If Erice does leave, he won’t be the first midfielder out the door, as Felipe was shipped to DC United a couple weeks ago – ironically immediately after he scored the winner against Cincinnati. The timing seemed very sudden, but the ‘Caps must have been eager to get out from under his guaranteed contract for next season (which they signed him to seven months ago). His departure has seen Andy Rose slide back into the starting line-up alongside Hwang and Russell Teibert, where the big Englishman has continued to kind-of-do-stuff-but-not-really.
At the back, Henry has recovered from his recent injury but has been blocked from re-entering the starting XI by fellow Canadian Derek Cornelius. Cornelius and Godoy have formed a reasonably solid partnership in the centre of defence, which has meant the only game-time Henry has seen the last three matches was when Jake Nerwinski picked up a knock last weekend. Shifting Godoy to right-back to bring in Henry instead of Scott Sutter was a move that baffled me a bit watching live, but it worked. Godoy missed training on Thursday due to some tightness, so may get that much needed rest for this one.
That odd substitution also meant that the ‘Caps set a new club record with six Canadians on the field at the same time, with Maxime Crépeau, Henry, Cornelius, Teibert, Ricketts, and Bair closing the match. It’s definitely a cool milestone for the club, and we’ll have to see if they’re able to push that number higher at some point in the future.
Looking at the hosts, the ‘Caps might be catching San Jose at the right time, as the Quakes have hit a bit of a slide. Since beating the ‘Caps last month they are 1-3-1, and lost all three of their just-finished three-game road trip: a pair of 2-1 losses to Colorado and Sporting KC and a 4-0 thumping Wednesday night at the hands of LAFC that saw manager Matias Almeyda ejected.
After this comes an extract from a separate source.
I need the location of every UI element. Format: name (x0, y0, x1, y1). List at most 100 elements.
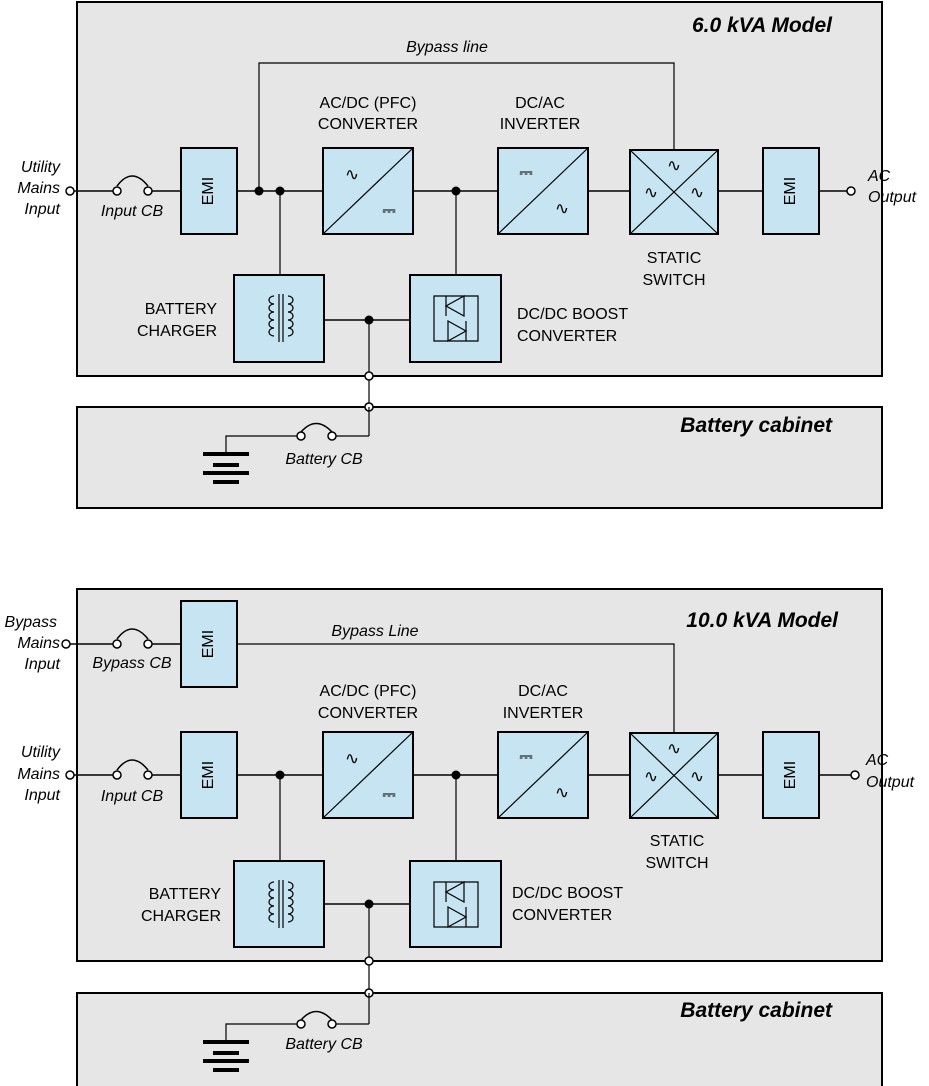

The seemingly ageless wonder Chris Wondolowski leads the team in goals once again, and has extended his own MLS record by scoring 10+ goals for an incredible 10th straight season. He’s the first man to reach 150 career MLS goals, and found the net against the ‘Caps the last time out. The Quakes have the leakiest defence of any Western Conference team currently in a playoff spot, but they’ve managed enough goals from Wondo, Valeri Qazaishvili, and others to stay in the top-six as things stand.
It’s been a trying couple of months, and a trying season as a whole for the Whitecaps. As Dos Santos said after the match last weekend, “Life sometimes sucks, and it sucked for us for a while, but we bounced back.” We’ll see if the ‘Caps have any upward trajectory in them, or if we’re going to see them bounce right back down.